Absolutely. I am first a human rights documentarian. I do medical documentaries because it pays the bills, and also because I come across great communities that suffer in one way or another. This is very good for the public to know. I think I do want to go back to make a fiction film.
Do you write your own projects?
Yes. I do. It’s easier for me to write my own. Directors are quite selfish. We think our work is the greatest.
Is there a particular human rights issue you’re obsessed with?
The death penalty is a strong one. I’ve worked before on this subject. Also, freedom of speech. I have come across some great stories from China when I worked with Amnesty. There are many human rights infringement stories from Russia that we still haven’t heard about. When I was with Amnesty, I had the opportunity to interview a journalist just before she was killed. And it stuck in my mind that those stories are there and we haven’t heard a portion of what happened because people are too afraid to listen to it. Or because the world has moved to the next war, and somehow the next war becomes more important. The human attention span is so short these days. We’re moving so fast, and criminals are moving so fast. We can barely keep up.
We need to hear these stories. It’s a process of healing in a way for many who have been affected by these atrocities. And I think there are not enough journalists in the world to cover these stories, because honestly you will need millions of hours for the millions of people that have been killed.
Would your film throw light on these issues using fiction?
The fictional film is more about a social event in the West. Inevitably it is a human rights story. It’s about a woman who is judged by society.
There aren’t enough women directors, just like there aren’t enough women journalists in the world. I’m never scared of women competing, and the more women compete, there will be better work for the men because we will then turn around the rubbish that we do now. No man can see the world with the same eyes as a woman.
Do you receive many entries from women at the festival?
We do every year. But it is still a much smaller number than men. There are good subjects to cover. I think it would be a great idea to run an advertising campaign to encourage more women to make films, no matter how old they are. And women always have a better entrance to certain groups than men. And the world is ready for women filmmakers. It’s probably the best time for women to make films.
Is there something you feel should take place in the world for the sake of your children?
No artist or filmmaker is fully happy. We live with our demons for the rest of our lives. We’re misunderstood. This is how we are.

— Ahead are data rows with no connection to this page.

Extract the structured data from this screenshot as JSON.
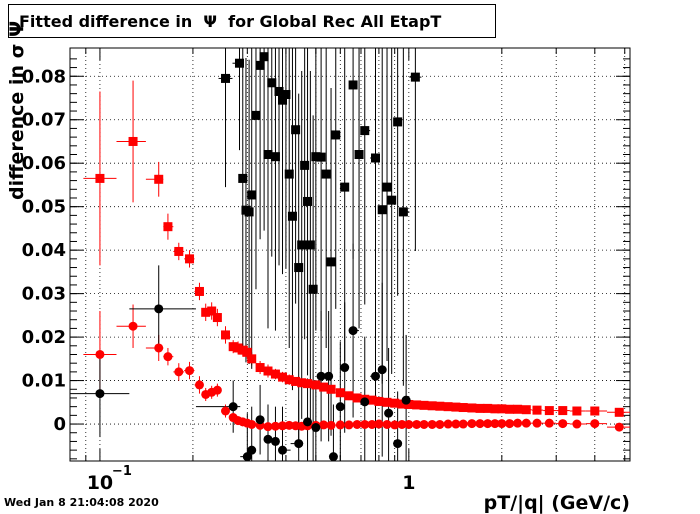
{
  "chart_data": {
    "type": "scatter",
    "title": "Fitted difference in  Ψ  for Global Rec All EtapT",
    "xlabel": "pT/|q| (GeV/c)",
    "ylabel": "difference in σ Ψ",
    "x_scale": "log",
    "xlim": [
      0.08,
      5.2
    ],
    "ylim": [
      -0.0085,
      0.0865
    ],
    "grid": true,
    "x_ticks": [
      {
        "value": 0.1,
        "label": "10",
        "exp": "−1"
      },
      {
        "value": 1,
        "label": "1",
        "exp": ""
      }
    ],
    "y_ticks": [
      {
        "value": 0,
        "label": "0"
      },
      {
        "value": 0.01,
        "label": "0.01"
      },
      {
        "value": 0.02,
        "label": "0.02"
      },
      {
        "value": 0.03,
        "label": "0.03"
      },
      {
        "value": 0.04,
        "label": "0.04"
      },
      {
        "value": 0.05,
        "label": "0.05"
      },
      {
        "value": 0.06,
        "label": "0.06"
      },
      {
        "value": 0.07,
        "label": "0.07"
      },
      {
        "value": 0.08,
        "label": "0.08"
      }
    ],
    "series": [
      {
        "color": "#ff0000",
        "marker": "square",
        "points": [
          [
            0.1,
            0.0565,
            0.02
          ],
          [
            0.128,
            0.065,
            0.014
          ],
          [
            0.155,
            0.0563,
            0.004
          ],
          [
            0.166,
            0.0454,
            0.003
          ],
          [
            0.18,
            0.0397,
            0.002
          ],
          [
            0.195,
            0.038,
            0.002
          ],
          [
            0.21,
            0.0305,
            0.002
          ],
          [
            0.22,
            0.0257,
            0.002
          ],
          [
            0.23,
            0.026,
            0.002
          ],
          [
            0.24,
            0.0245,
            0.002
          ],
          [
            0.255,
            0.0205,
            0.002
          ],
          [
            0.27,
            0.0178,
            0.0015
          ],
          [
            0.28,
            0.0175,
            0.0015
          ],
          [
            0.29,
            0.017,
            0.0015
          ],
          [
            0.3,
            0.0165,
            0.0015
          ],
          [
            0.31,
            0.015,
            0.0015
          ],
          [
            0.33,
            0.013,
            0.0015
          ],
          [
            0.35,
            0.0122,
            0.0015
          ],
          [
            0.37,
            0.0115,
            0.0012
          ],
          [
            0.39,
            0.0108,
            0.0012
          ],
          [
            0.41,
            0.0102,
            0.0012
          ],
          [
            0.43,
            0.0098,
            0.001
          ],
          [
            0.45,
            0.0095,
            0.001
          ],
          [
            0.47,
            0.0093,
            0.001
          ],
          [
            0.5,
            0.009,
            0.001
          ],
          [
            0.53,
            0.0085,
            0.001
          ],
          [
            0.56,
            0.008,
            0.001
          ],
          [
            0.6,
            0.0072,
            0.001
          ],
          [
            0.64,
            0.0065,
            0.001
          ],
          [
            0.68,
            0.006,
            0.001
          ],
          [
            0.72,
            0.0057,
            0.0008
          ],
          [
            0.76,
            0.0055,
            0.0008
          ],
          [
            0.8,
            0.0052,
            0.0008
          ],
          [
            0.85,
            0.005,
            0.0008
          ],
          [
            0.9,
            0.0048,
            0.0008
          ],
          [
            0.95,
            0.0046,
            0.0008
          ],
          [
            1.0,
            0.0045,
            0.0008
          ],
          [
            1.06,
            0.0044,
            0.0006
          ],
          [
            1.12,
            0.0043,
            0.0006
          ],
          [
            1.19,
            0.0042,
            0.0006
          ],
          [
            1.26,
            0.0041,
            0.0006
          ],
          [
            1.34,
            0.004,
            0.0006
          ],
          [
            1.42,
            0.0039,
            0.0006
          ],
          [
            1.5,
            0.0038,
            0.0006
          ],
          [
            1.6,
            0.0037,
            0.0006
          ],
          [
            1.7,
            0.0036,
            0.0006
          ],
          [
            1.8,
            0.0036,
            0.0006
          ],
          [
            1.9,
            0.0035,
            0.0006
          ],
          [
            2.0,
            0.0035,
            0.0006
          ],
          [
            2.12,
            0.0034,
            0.0006
          ],
          [
            2.25,
            0.0034,
            0.0006
          ],
          [
            2.4,
            0.0033,
            0.0006
          ],
          [
            2.6,
            0.0032,
            0.0006
          ],
          [
            2.85,
            0.0031,
            0.0006
          ],
          [
            3.15,
            0.0031,
            0.0006
          ],
          [
            3.5,
            0.003,
            0.0006
          ],
          [
            4.0,
            0.003,
            0.0006
          ],
          [
            4.8,
            0.0027,
            0.0006
          ]
        ]
      },
      {
        "color": "#ff0000",
        "marker": "circle",
        "points": [
          [
            0.1,
            0.016,
            0.01
          ],
          [
            0.128,
            0.0225,
            0.005
          ],
          [
            0.155,
            0.0175,
            0.003
          ],
          [
            0.166,
            0.0155,
            0.002
          ],
          [
            0.18,
            0.012,
            0.002
          ],
          [
            0.195,
            0.0123,
            0.002
          ],
          [
            0.21,
            0.009,
            0.002
          ],
          [
            0.22,
            0.0068,
            0.0015
          ],
          [
            0.23,
            0.0073,
            0.0015
          ],
          [
            0.24,
            0.0078,
            0.0015
          ],
          [
            0.255,
            0.003,
            0.0015
          ],
          [
            0.27,
            0.0015,
            0.001
          ],
          [
            0.28,
            0.0008,
            0.001
          ],
          [
            0.29,
            0.0005,
            0.001
          ],
          [
            0.3,
            0.0002,
            0.001
          ],
          [
            0.31,
            -0.0001,
            0.001
          ],
          [
            0.33,
            -0.0003,
            0.001
          ],
          [
            0.35,
            -0.0006,
            0.001
          ],
          [
            0.37,
            -0.0005,
            0.001
          ],
          [
            0.39,
            -0.0004,
            0.0008
          ],
          [
            0.41,
            -0.0003,
            0.0008
          ],
          [
            0.43,
            -0.0004,
            0.0008
          ],
          [
            0.45,
            -0.0005,
            0.0008
          ],
          [
            0.47,
            -0.0004,
            0.0008
          ],
          [
            0.5,
            -0.0003,
            0.0008
          ],
          [
            0.53,
            -0.0002,
            0.0008
          ],
          [
            0.56,
            -0.0003,
            0.0008
          ],
          [
            0.6,
            -0.0002,
            0.0008
          ],
          [
            0.64,
            -0.0002,
            0.0008
          ],
          [
            0.68,
            -0.0001,
            0.0008
          ],
          [
            0.72,
            -0.0001,
            0.0006
          ],
          [
            0.76,
            -0.0001,
            0.0006
          ],
          [
            0.8,
            0.0,
            0.0006
          ],
          [
            0.85,
            -0.0001,
            0.0006
          ],
          [
            0.9,
            -0.0002,
            0.0006
          ],
          [
            0.95,
            -0.0001,
            0.0006
          ],
          [
            1.0,
            -0.0001,
            0.0006
          ],
          [
            1.06,
            -0.0001,
            0.0006
          ],
          [
            1.12,
            -0.0001,
            0.0006
          ],
          [
            1.19,
            -0.0001,
            0.0006
          ],
          [
            1.26,
            -0.0001,
            0.0006
          ],
          [
            1.34,
            0.0,
            0.0006
          ],
          [
            1.42,
            0.0,
            0.0006
          ],
          [
            1.5,
            0.0,
            0.0006
          ],
          [
            1.6,
            0.0001,
            0.0006
          ],
          [
            1.7,
            0.0001,
            0.0006
          ],
          [
            1.8,
            0.0001,
            0.0006
          ],
          [
            1.9,
            0.0001,
            0.0006
          ],
          [
            2.0,
            0.0001,
            0.0006
          ],
          [
            2.12,
            0.0001,
            0.0006
          ],
          [
            2.25,
            0.0002,
            0.0006
          ],
          [
            2.4,
            0.0002,
            0.0006
          ],
          [
            2.6,
            0.0002,
            0.0006
          ],
          [
            2.85,
            0.0002,
            0.0006
          ],
          [
            3.15,
            0.0001,
            0.0006
          ],
          [
            3.5,
            0.0,
            0.0006
          ],
          [
            4.0,
            0.0001,
            0.0006
          ],
          [
            4.8,
            -0.0007,
            0.0006
          ]
        ]
      },
      {
        "color": "#000000",
        "marker": "square",
        "points": [
          [
            0.255,
            0.0795,
            0.025
          ],
          [
            0.283,
            0.083,
            0.02
          ],
          [
            0.29,
            0.0565,
            0.04
          ],
          [
            0.297,
            0.0492,
            0.035
          ],
          [
            0.304,
            0.0488,
            0.035
          ],
          [
            0.31,
            0.0527,
            0.04
          ],
          [
            0.32,
            0.071,
            0.04
          ],
          [
            0.33,
            0.0825,
            0.04
          ],
          [
            0.34,
            0.0845,
            0.04
          ],
          [
            0.35,
            0.062,
            0.04
          ],
          [
            0.36,
            0.0785,
            0.04
          ],
          [
            0.37,
            0.0615,
            0.04
          ],
          [
            0.38,
            0.0765,
            0.04
          ],
          [
            0.39,
            0.0745,
            0.04
          ],
          [
            0.4,
            0.0758,
            0.04
          ],
          [
            0.41,
            0.0575,
            0.04
          ],
          [
            0.42,
            0.0478,
            0.04
          ],
          [
            0.43,
            0.0677,
            0.04
          ],
          [
            0.44,
            0.036,
            0.04
          ],
          [
            0.45,
            0.0412,
            0.04
          ],
          [
            0.46,
            0.0595,
            0.04
          ],
          [
            0.47,
            0.0512,
            0.04
          ],
          [
            0.48,
            0.0412,
            0.04
          ],
          [
            0.49,
            0.031,
            0.04
          ],
          [
            0.5,
            0.0615,
            0.04
          ],
          [
            0.52,
            0.0614,
            0.04
          ],
          [
            0.54,
            0.0575,
            0.04
          ],
          [
            0.56,
            0.0373,
            0.04
          ],
          [
            0.58,
            0.0665,
            0.04
          ],
          [
            0.62,
            0.0545,
            0.04
          ],
          [
            0.66,
            0.078,
            0.04
          ],
          [
            0.69,
            0.062,
            0.04
          ],
          [
            0.72,
            0.0675,
            0.04
          ],
          [
            0.78,
            0.0612,
            0.04
          ],
          [
            0.82,
            0.0493,
            0.04
          ],
          [
            0.85,
            0.0545,
            0.04
          ],
          [
            0.88,
            0.0515,
            0.04
          ],
          [
            0.92,
            0.0695,
            0.04
          ],
          [
            0.96,
            0.0488,
            0.04
          ],
          [
            1.05,
            0.0798,
            0.04
          ]
        ]
      },
      {
        "color": "#000000",
        "marker": "circle",
        "points": [
          [
            0.1,
            0.007,
            0.01
          ],
          [
            0.155,
            0.0265,
            0.01
          ],
          [
            0.27,
            0.004,
            0.006
          ],
          [
            0.3,
            -0.0075,
            0.01
          ],
          [
            0.31,
            -0.006,
            0.01
          ],
          [
            0.33,
            0.001,
            0.008
          ],
          [
            0.35,
            -0.0035,
            0.008
          ],
          [
            0.37,
            -0.004,
            0.008
          ],
          [
            0.39,
            -0.006,
            0.01
          ],
          [
            0.44,
            -0.0045,
            0.01
          ],
          [
            0.47,
            0.0005,
            0.01
          ],
          [
            0.5,
            -0.0008,
            0.01
          ],
          [
            0.52,
            0.011,
            0.015
          ],
          [
            0.55,
            0.011,
            0.015
          ],
          [
            0.57,
            -0.0075,
            0.012
          ],
          [
            0.6,
            0.004,
            0.015
          ],
          [
            0.62,
            0.013,
            0.015
          ],
          [
            0.66,
            0.0215,
            0.02
          ],
          [
            0.72,
            0.0051,
            0.015
          ],
          [
            0.78,
            0.011,
            0.02
          ],
          [
            0.82,
            0.0125,
            0.02
          ],
          [
            0.86,
            0.0025,
            0.015
          ],
          [
            0.92,
            -0.0045,
            0.012
          ],
          [
            0.98,
            0.0055,
            0.015
          ]
        ]
      }
    ],
    "footer": "Wed Jan  8 21:04:08 2020"
  }
}
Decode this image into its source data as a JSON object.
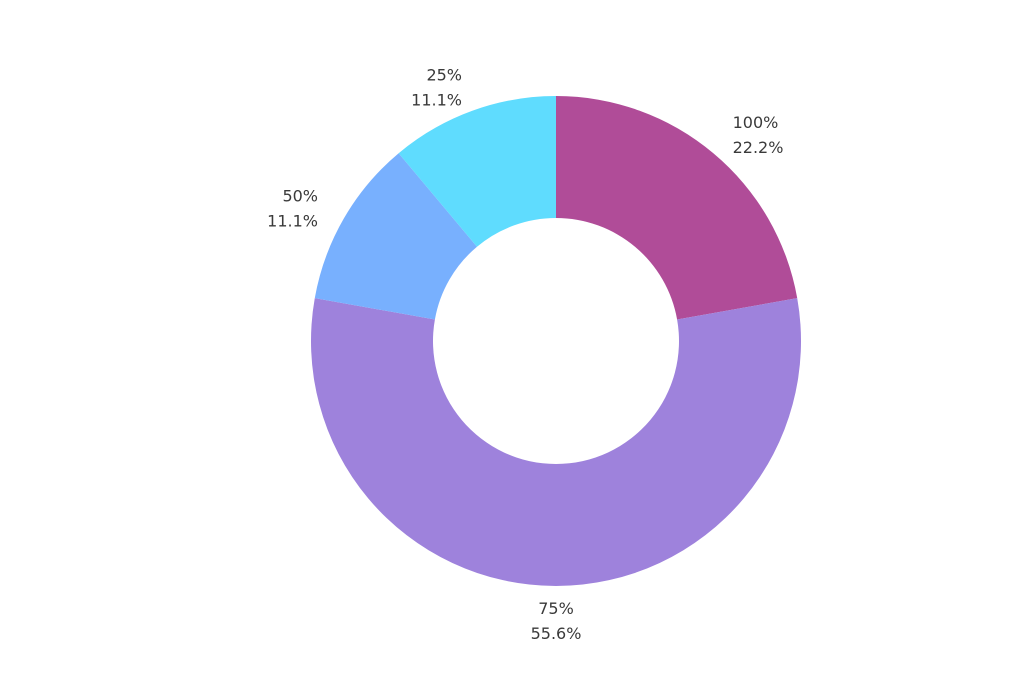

Someone said this before but behind every contented man is a wonderful woman. And it’s my wife Penny who gave me time, understanding and pushed me forward to do all these projects. She is co-director of the festival. Without her I couldn’t find the time. I might as well have been a drunken single man. But she’s the one who keeps the balance. With regard to children, I think we live in a world like the Cold War. For the youngsters, there is something or someone creating this scary, unsettling atmosphere. The media is feeding stories about predators. The point of childhood is to be happy, to be sure. It is not to be scared all the time by whoever scares them. I know there are horrible people out there and horrible governments, but we have to create this platform without continuously drawing their eyes to the dangers. We need to give them plenty of creative environments so they can express themselves. So the more children travel with their parents the more they will learn to socialize and the less we will hate each other. I think there needs to be better educational programmes on television. At the moment, I don’t think there are happy programmes for children to watch. There are a lot of debates with grown ups and a lot of sad people, but there aren’t debates where the children are invited to participate. In fact, I don’t see anything on television where children are considered to have a voice. I don’t know who decides that an adult woman or an adult man is more important or more interesting than a child to talk on the radio. Their voice is completely missing in these programmes.